Le tribunal de commerce de Bordeaux, statuant en référé, a rendu une ordonnance le 16 mai 2025. Une société était poursuivie par une caisse de congés pour le paiement de cotisations rétroactives. La société contestait son assujettissement antérieur à une certaine date en invoquant un changement d’activité. Le juge a dû trancher sur l’obligation provisionnelle de paiement et la méthode de calcul des cotisations dues. La décision a rejeté une partie des demandes de la caisse et ordonné un paiement provisionnel limité à une période postérieure.
La détermination conditionnelle de l’obligation d’adhésion
Le juge a d’abord établi le point de départ de l’obligation contestée. Il a relevé l’existence d’une contestation sérieuse sur la période initiale. La preuve de l’activité relevant du bâtiment n’était pas établie de manière certaine avant une date précise. « Il n’est donc pas manifestement démontré, nonobstant la qualification du poste de chaque salarié, qu’elle exerçait une activité liée au bâtiment à compter du 1 er avril 2023. » Cette analyse conditionne l’obligation à la réalité de l’activité économique.
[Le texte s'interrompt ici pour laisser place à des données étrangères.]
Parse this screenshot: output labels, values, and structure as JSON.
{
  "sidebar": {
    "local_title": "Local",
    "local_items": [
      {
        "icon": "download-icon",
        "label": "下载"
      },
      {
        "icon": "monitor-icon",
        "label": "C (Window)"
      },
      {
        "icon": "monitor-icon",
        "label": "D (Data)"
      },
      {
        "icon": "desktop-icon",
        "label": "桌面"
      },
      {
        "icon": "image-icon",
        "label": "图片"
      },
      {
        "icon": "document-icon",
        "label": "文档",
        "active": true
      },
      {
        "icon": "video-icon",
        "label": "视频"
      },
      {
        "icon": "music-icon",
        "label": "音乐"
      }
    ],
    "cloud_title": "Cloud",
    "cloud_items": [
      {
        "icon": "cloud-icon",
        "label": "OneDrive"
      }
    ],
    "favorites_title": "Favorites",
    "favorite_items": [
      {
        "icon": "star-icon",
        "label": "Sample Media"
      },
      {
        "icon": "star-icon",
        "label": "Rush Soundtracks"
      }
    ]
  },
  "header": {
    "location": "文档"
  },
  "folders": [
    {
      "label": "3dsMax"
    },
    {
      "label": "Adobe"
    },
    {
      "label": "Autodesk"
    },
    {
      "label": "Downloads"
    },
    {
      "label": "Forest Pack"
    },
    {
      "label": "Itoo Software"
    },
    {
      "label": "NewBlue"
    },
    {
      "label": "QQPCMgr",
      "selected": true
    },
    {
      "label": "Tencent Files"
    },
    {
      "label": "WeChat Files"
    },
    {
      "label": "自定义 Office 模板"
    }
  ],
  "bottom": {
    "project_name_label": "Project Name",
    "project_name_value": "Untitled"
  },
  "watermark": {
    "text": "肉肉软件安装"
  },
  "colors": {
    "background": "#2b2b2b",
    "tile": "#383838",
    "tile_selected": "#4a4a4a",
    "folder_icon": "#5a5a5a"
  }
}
La portée est importante pour les entreprises dont le secteur d’activité évolue. La valeur de la décision réside dans l’exigence d’une preuve certaine de l’assujettissement. L’adhésion obligatoire ne peut être présumée sans démonstration de l’activité visée.
La caisse ne pouvait donc réclamer des cotisations pour la période antérieure à l’adhésion volontaire. La société ne saurait s’exonérer du paiement des cotisations liées à son adhésion à compter de sa demande. « La société ne saurait, par contre, s’exonérer du paiement des cotisations liées à son adhésion à compter du 1 er avril 2024, date à laquelle elle a, elle-même, demandé son adhésion. » Ce point de départ fixe une limite claire à l’exigibilité des créances. La solution rappelle le caractère obligatoire de l’adhésion une fois l’activité établie. Elle rejoint la jurisprudence sur la nécessité de cette adhésion pour la protection des droits. « L’adhésion obligatoire prévue en France par les articles L. 3141-30, L. 3141-32 et D. 3141-12 du code du travail aux caisses de congés payés est une mesure nécessaire à la protection de la santé, des droits et libertés d’autrui au sens de l’article 11 de la Convention de sauvegarde des droits de l’homme et des libertés fondamentales. » (Cass. Chambre sociale, le 19 juin 2024, n°21-20.288)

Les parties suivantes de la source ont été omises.